KABUL, KOMPAS.com – Sejumlah politikus Afghanistan dan perwakilan Taliban akhirnya bertemu di Doha, Qatar, pada Sabtu (17/7/2021).
Dalam pertemuan tersebut, kedua belah pihak menyerukan perdamaian meski pertempuran di beberapa wilayah masih terjadi.
Konflik di Afghanistan telah berlangsung sekitar dua dekade sebagaimana dilansir dari Reuters.
Baca juga: Afghanistan Klaim Pakistan Beri Bantuan kepada Taliban
Ketika AS dan sekutunya menarik pasukannya dari negara tersebut, konflik di Afghanistan menjadi semakin buruk.

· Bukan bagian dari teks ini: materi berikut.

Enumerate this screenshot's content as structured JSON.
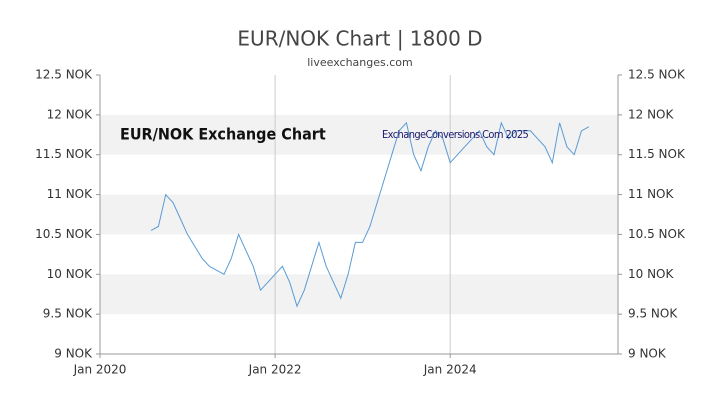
{
  "chart_data": {
    "type": "line",
    "title": "EUR/NOK Chart | 1800 D",
    "subtitle": "liveexchanges.com",
    "annotations": [
      "EUR/NOK Exchange Chart",
      "ExchangeConversions.Com 2025"
    ],
    "x": [
      "2020-08",
      "2020-09",
      "2020-10",
      "2020-11",
      "2020-12",
      "2021-01",
      "2021-02",
      "2021-03",
      "2021-04",
      "2021-05",
      "2021-06",
      "2021-07",
      "2021-08",
      "2021-09",
      "2021-10",
      "2021-11",
      "2021-12",
      "2022-01",
      "2022-02",
      "2022-03",
      "2022-04",
      "2022-05",
      "2022-06",
      "2022-07",
      "2022-08",
      "2022-09",
      "2022-10",
      "2022-11",
      "2022-12",
      "2023-01",
      "2023-02",
      "2023-03",
      "2023-04",
      "2023-05",
      "2023-06",
      "2023-07",
      "2023-08",
      "2023-09",
      "2023-10",
      "2023-11",
      "2023-12",
      "2024-01",
      "2024-02",
      "2024-03",
      "2024-04",
      "2024-05",
      "2024-06",
      "2024-07",
      "2024-08",
      "2024-09",
      "2024-10",
      "2024-11",
      "2024-12",
      "2025-01",
      "2025-02",
      "2025-03",
      "2025-04",
      "2025-05",
      "2025-06",
      "2025-07",
      "2025-08"
    ],
    "values": [
      10.55,
      10.6,
      11.0,
      10.9,
      10.7,
      10.5,
      10.35,
      10.2,
      10.1,
      10.05,
      10.0,
      10.2,
      10.5,
      10.3,
      10.1,
      9.8,
      9.9,
      10.0,
      10.1,
      9.9,
      9.6,
      9.8,
      10.1,
      10.4,
      10.1,
      9.9,
      9.7,
      10.0,
      10.4,
      10.4,
      10.6,
      10.9,
      11.2,
      11.5,
      11.8,
      11.9,
      11.5,
      11.3,
      11.6,
      11.8,
      11.7,
      11.4,
      11.5,
      11.6,
      11.7,
      11.8,
      11.6,
      11.5,
      11.9,
      11.7,
      11.8,
      11.8,
      11.8,
      11.7,
      11.6,
      11.4,
      11.9,
      11.6,
      11.5,
      11.8,
      11.85
    ],
    "color": "#5b9bd5",
    "xlim": [
      "2020-01",
      "2025-12"
    ],
    "xticks": [
      {
        "value": "2020-01",
        "label": "Jan 2020"
      },
      {
        "value": "2022-01",
        "label": "Jan 2022"
      },
      {
        "value": "2024-01",
        "label": "Jan 2024"
      }
    ],
    "ylim": [
      9,
      12.5
    ],
    "yticks": [
      {
        "value": 9,
        "label": "9 NOK"
      },
      {
        "value": 9.5,
        "label": "9.5 NOK"
      },
      {
        "value": 10,
        "label": "10 NOK"
      },
      {
        "value": 10.5,
        "label": "10.5 NOK"
      },
      {
        "value": 11,
        "label": "11 NOK"
      },
      {
        "value": 11.5,
        "label": "11.5 NOK"
      },
      {
        "value": 12,
        "label": "12 NOK"
      },
      {
        "value": 12.5,
        "label": "12.5 NOK"
      }
    ],
    "y2lim": [
      9,
      12.5
    ],
    "y2ticks": [
      {
        "value": 9,
        "label": "9 NOK"
      },
      {
        "value": 9.5,
        "label": "9.5 NOK"
      },
      {
        "value": 10,
        "label": "10 NOK"
      },
      {
        "value": 10.5,
        "label": "10.5 NOK"
      },
      {
        "value": 11,
        "label": "11 NOK"
      },
      {
        "value": 11.5,
        "label": "11.5 NOK"
      },
      {
        "value": 12,
        "label": "12 NOK"
      },
      {
        "value": 12.5,
        "label": "12.5 NOK"
      }
    ],
    "grid": true
  }
}
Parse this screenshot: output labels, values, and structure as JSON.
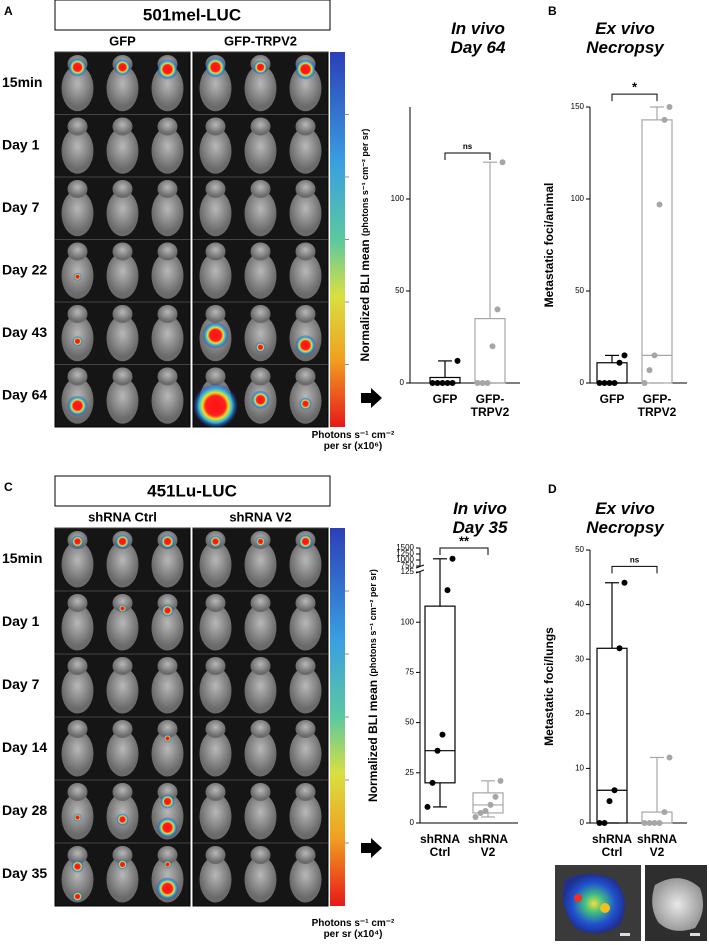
{
  "panels": [
    {
      "label": "A",
      "title": "501mel-LUC",
      "columns": [
        "GFP",
        "GFP-TRPV2"
      ],
      "rows": [
        "15min",
        "Day 1",
        "Day 7",
        "Day 22",
        "Day 43",
        "Day 64"
      ],
      "colorbar_caption": "Photons s⁻¹ cm⁻²\nper sr (x10⁶)"
    },
    {
      "label": "C",
      "title": "451Lu-LUC",
      "columns": [
        "shRNA Ctrl",
        "shRNA V2"
      ],
      "rows": [
        "15min",
        "Day 1",
        "Day 7",
        "Day 14",
        "Day 28",
        "Day 35"
      ],
      "colorbar_caption": "Photons s⁻¹ cm⁻²\nper sr (x10⁴)"
    }
  ],
  "chart_data": [
    {
      "type": "box",
      "title": "In vivo\nDay 64",
      "ylabel": "Normalized BLI mean",
      "ylabel_units": "(photons s⁻¹ cm⁻² per sr)",
      "categories": [
        "GFP",
        "GFP-\nTRPV2"
      ],
      "colors": [
        "#000000",
        "#a6a6a6"
      ],
      "min": [
        0,
        0
      ],
      "q1": [
        0,
        0
      ],
      "median": [
        0,
        0
      ],
      "q3": [
        3,
        35
      ],
      "max": [
        12,
        120
      ],
      "points": [
        [
          0,
          0,
          0,
          0,
          0,
          12
        ],
        [
          0,
          0,
          0,
          20,
          40,
          120
        ]
      ],
      "ylim": [
        0,
        150
      ],
      "yticks": [
        0,
        50,
        100
      ],
      "significance": {
        "label": "ns",
        "y": 125
      }
    },
    {
      "type": "box",
      "panel_label": "B",
      "title": "Ex vivo\nNecropsy",
      "ylabel": "Metastatic foci/animal",
      "categories": [
        "GFP",
        "GFP-\nTRPV2"
      ],
      "colors": [
        "#000000",
        "#a6a6a6"
      ],
      "min": [
        0,
        0
      ],
      "q1": [
        0,
        0
      ],
      "median": [
        0,
        15
      ],
      "q3": [
        11,
        143
      ],
      "max": [
        15,
        150
      ],
      "points": [
        [
          0,
          0,
          0,
          0,
          11,
          15
        ],
        [
          0,
          7,
          15,
          97,
          143,
          150
        ]
      ],
      "ylim": [
        0,
        150
      ],
      "yticks": [
        0,
        50,
        100,
        150
      ],
      "significance": {
        "label": "*",
        "y": 157
      }
    },
    {
      "type": "box",
      "title": "In vivo\nDay 35",
      "ylabel": "Normalized BLI mean",
      "ylabel_units": "(photons s⁻¹ cm⁻² per sr)",
      "categories": [
        "shRNA\nCtrl",
        "shRNA\nV2"
      ],
      "colors": [
        "#000000",
        "#a6a6a6"
      ],
      "min": [
        8,
        3
      ],
      "q1": [
        20,
        5
      ],
      "median": [
        36,
        9
      ],
      "q3": [
        108,
        15
      ],
      "max": [
        1050,
        21
      ],
      "points": [
        [
          8,
          20,
          36,
          44,
          116,
          1050
        ],
        [
          3,
          5,
          6,
          9,
          13,
          21
        ]
      ],
      "ylim": [
        0,
        125
      ],
      "yticks": [
        0,
        25,
        50,
        75,
        100,
        125
      ],
      "ylim_upper": [
        750,
        1500
      ],
      "yticks_upper": [
        750,
        1000,
        1250,
        1500
      ],
      "significance": {
        "label": "**",
        "y": 1500
      }
    },
    {
      "type": "box",
      "panel_label": "D",
      "title": "Ex vivo\nNecropsy",
      "ylabel": "Metastatic foci/lungs",
      "categories": [
        "shRNA\nCtrl",
        "shRNA\nV2"
      ],
      "colors": [
        "#000000",
        "#a6a6a6"
      ],
      "min": [
        0,
        0
      ],
      "q1": [
        0,
        0
      ],
      "median": [
        6,
        0
      ],
      "q3": [
        32,
        2
      ],
      "max": [
        44,
        12
      ],
      "points": [
        [
          0,
          0,
          4,
          6,
          32,
          44
        ],
        [
          0,
          0,
          0,
          0,
          2,
          12
        ]
      ],
      "ylim": [
        0,
        50
      ],
      "yticks": [
        0,
        10,
        20,
        30,
        40,
        50
      ],
      "significance": {
        "label": "ns",
        "y": 47
      }
    }
  ]
}
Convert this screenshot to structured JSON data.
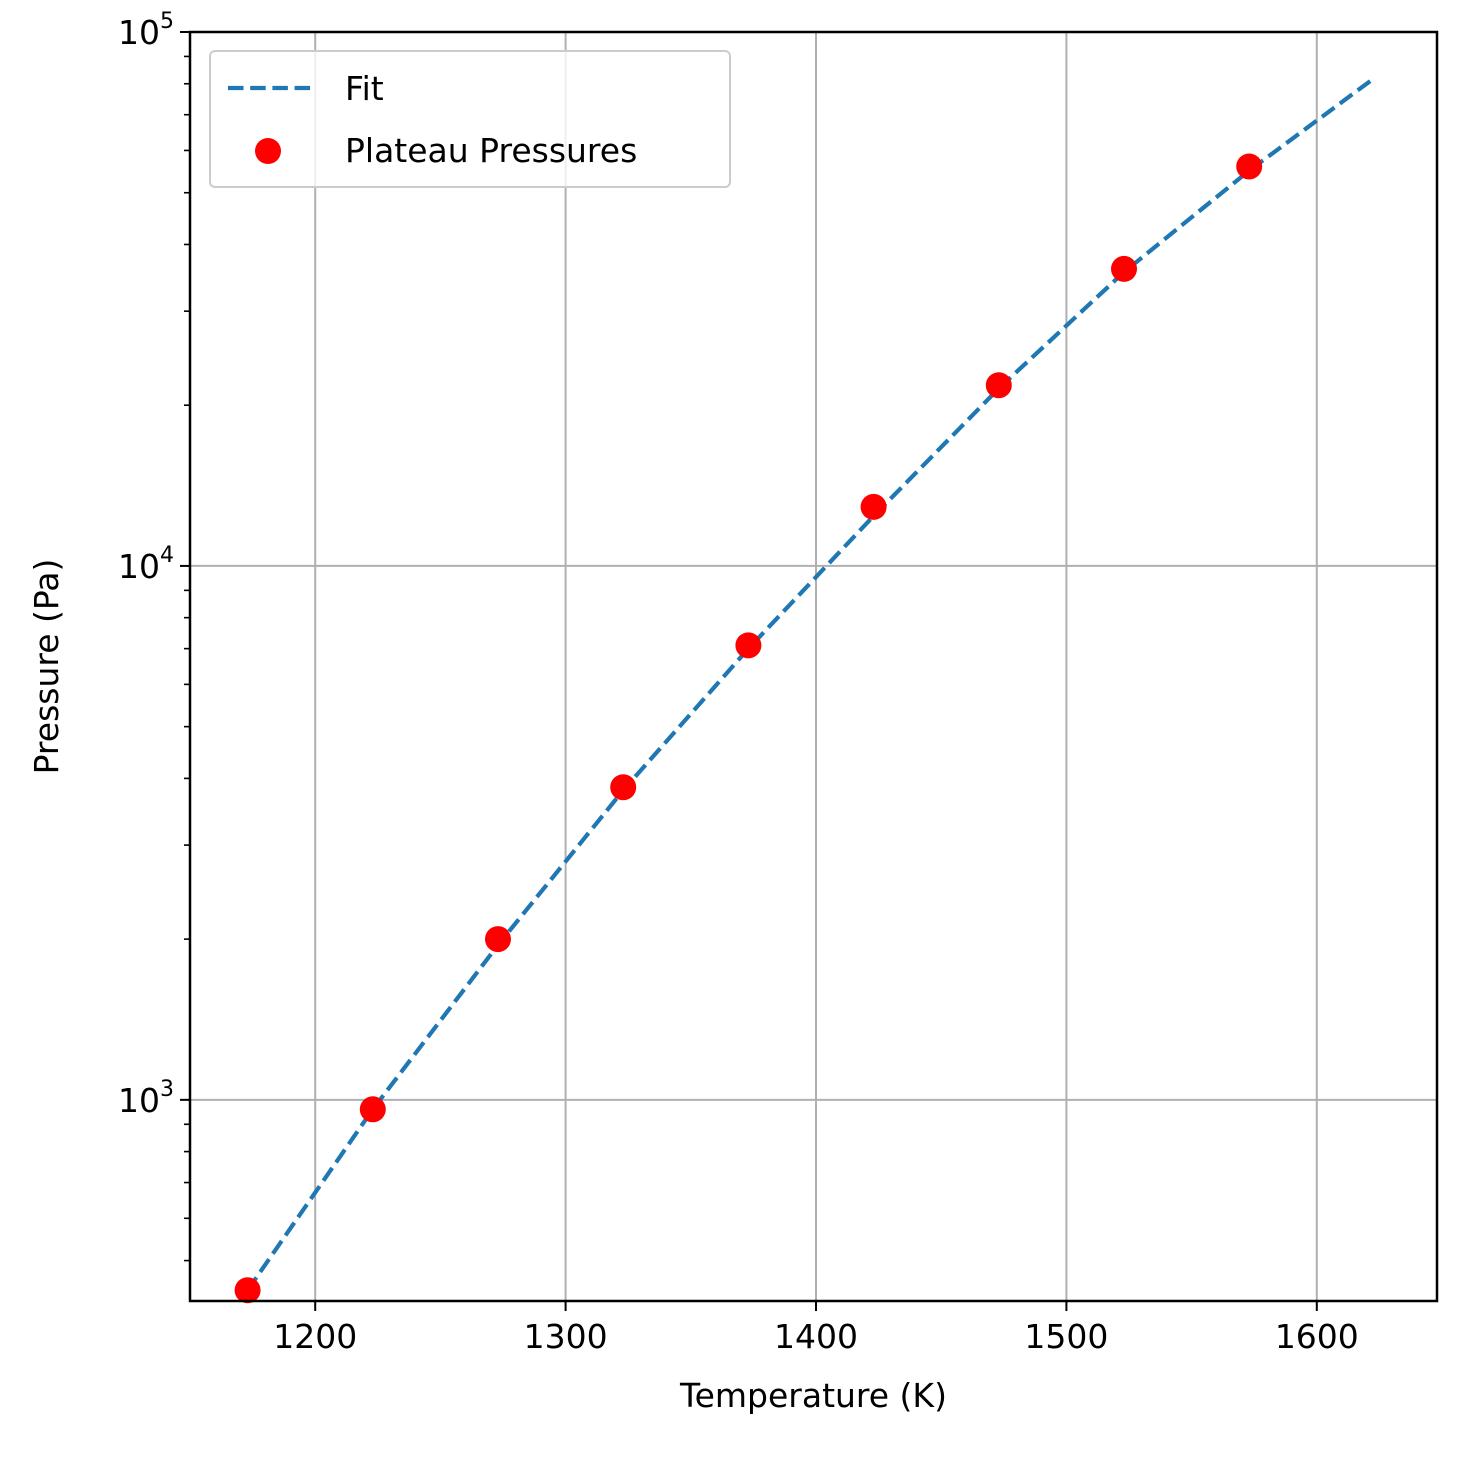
{
  "chart_data": {
    "type": "scatter",
    "title": "",
    "xlabel": "Temperature (K)",
    "ylabel": "Pressure (Pa)",
    "xlim": [
      1150,
      1648
    ],
    "ylim": [
      420,
      100000
    ],
    "yscale": "log",
    "grid": true,
    "legend_position": "upper-left",
    "x_ticks": [
      1200,
      1300,
      1400,
      1500,
      1600
    ],
    "x_tick_labels": [
      "1200",
      "1300",
      "1400",
      "1500",
      "1600"
    ],
    "y_ticks": [
      1000,
      10000,
      100000
    ],
    "y_tick_labels": [
      {
        "base": "10",
        "exp": "3"
      },
      {
        "base": "10",
        "exp": "4"
      },
      {
        "base": "10",
        "exp": "5"
      }
    ],
    "series": [
      {
        "name": "Fit",
        "kind": "line",
        "style": "dashed",
        "color": "#1f77b4",
        "x": [
          1173,
          1223,
          1273,
          1323,
          1373,
          1423,
          1473,
          1523,
          1573,
          1623
        ],
        "y": [
          440,
          960,
          1950,
          3800,
          7000,
          12400,
          21500,
          35500,
          55000,
          82000
        ]
      },
      {
        "name": "Plateau Pressures",
        "kind": "scatter",
        "color": "#ff0000",
        "x": [
          1173,
          1223,
          1273,
          1323,
          1373,
          1423,
          1473,
          1523,
          1573
        ],
        "y": [
          440,
          960,
          2000,
          3850,
          7100,
          12900,
          21800,
          36000,
          56000
        ]
      }
    ]
  }
}
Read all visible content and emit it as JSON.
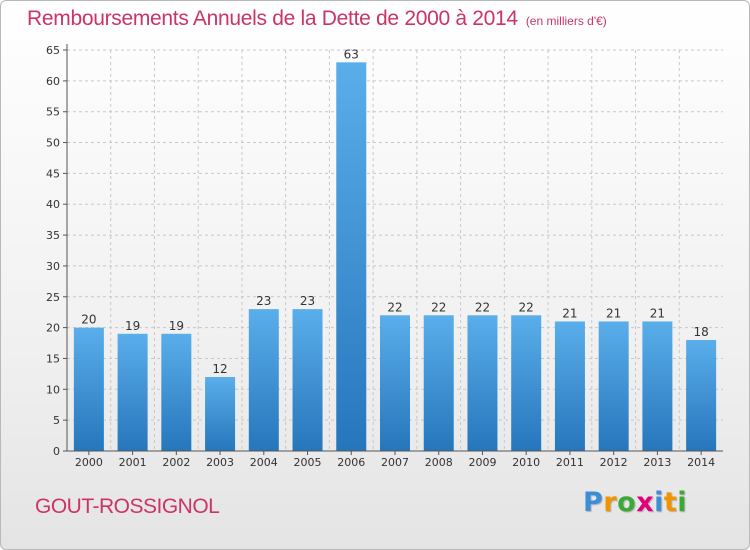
{
  "header": {
    "title": "Remboursements Annuels de la Dette de 2000 à 2014",
    "subtitle": "(en milliers d'€)"
  },
  "footer": {
    "commune": "GOUT-ROSSIGNOL",
    "logo_letters": [
      "P",
      "r",
      "o",
      "x",
      "i",
      "t",
      "i"
    ],
    "logo_colors": [
      "#3a8fd8",
      "#f29400",
      "#3aaa35",
      "#e2007a",
      "#3a8fd8",
      "#f29400",
      "#3aaa35"
    ]
  },
  "colors": {
    "bar_light": "#5aaeea",
    "bar_dark": "#2676bc",
    "grid": "#c8c8c8",
    "accent": "#cc3366"
  },
  "chart_data": {
    "type": "bar",
    "categories": [
      "2000",
      "2001",
      "2002",
      "2003",
      "2004",
      "2005",
      "2006",
      "2007",
      "2008",
      "2009",
      "2010",
      "2011",
      "2012",
      "2013",
      "2014"
    ],
    "values": [
      20,
      19,
      19,
      12,
      23,
      23,
      63,
      22,
      22,
      22,
      22,
      21,
      21,
      21,
      18
    ],
    "ylim": [
      0,
      65
    ],
    "yticks": [
      0,
      5,
      10,
      15,
      20,
      25,
      30,
      35,
      40,
      45,
      50,
      55,
      60,
      65
    ],
    "grid": true
  }
}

Para milisi Taliban mengeklaim berhasil menduduki sejumlah distrik dan beberapa pos penyeberangan perbatasan penting setelah pasukan asing hengkang dari sana.
Sebelumnya, delegasi Afghanistan dan Taliban sempat bertemu di Qatar pada September untuk menggelar pembiacaraan damai.
Namun pembicaraan tersebut gagal mencapai kata sepakat hingga pasukan AS dan sekutunya meninggalkan negara tersebut.
Baca juga: Seorang Fotografer Pemenang Pulitzer Prize Terbunuh dalam Serangan Taliban di Afghanistan
"Mari ambil langkah penting untuk melanjutkan proses perdamaian, untuk mencegah pembunuhan rakyat," kata kepala Dewan Tinggi Pemerintah untuk Rekonsiliasi Nasional Afghanistan Abdullah Abdullah.
"Karena kami tidak bisa membayar harga untuk ini dengan darah dan kami tidak bisa lepas dari tanggung jawab untuk itu," sambung Abdullah.
Wakil Pemimpin sekaligus negosiator Taliban Mullah Abdul Ghani Baradar menyesalkan kurangnya kemajuan dalam proses perdamaian.
"Namun masih ada harapan dan Taliban akan melakukan upaya agar pembicaraan membuahkan hasil positif," kata Baradar.
Baca juga: Bendera Taliban Berkibar di Pos Perbatasan Afghanistan-Pakistan, Tandai Kekuasaan Meluas
Reuters melaporkan, dampak pertumpahan darah yang terjadi di Afghanistan akhir-akhir ini tidak main-main.
Selain itu, sekitar sekitar 12.000 keluarga di provinsi Takhar terpaksa meninggalkan rumah mereka saat pertempuran di daerah tersebut terus berlanjut.
Banyak di antara mereka berkumpul di sebuah sekolah di ibu kota provinsi dengan membawa sedikit perbekalan.
"Kami tidak dibantu atau bahkan diberi karpet. Bahkan seekor anjing pun tidak bisa tinggal di sini," kata salah satu pengungsi Mohammad Amin kepada Reuters.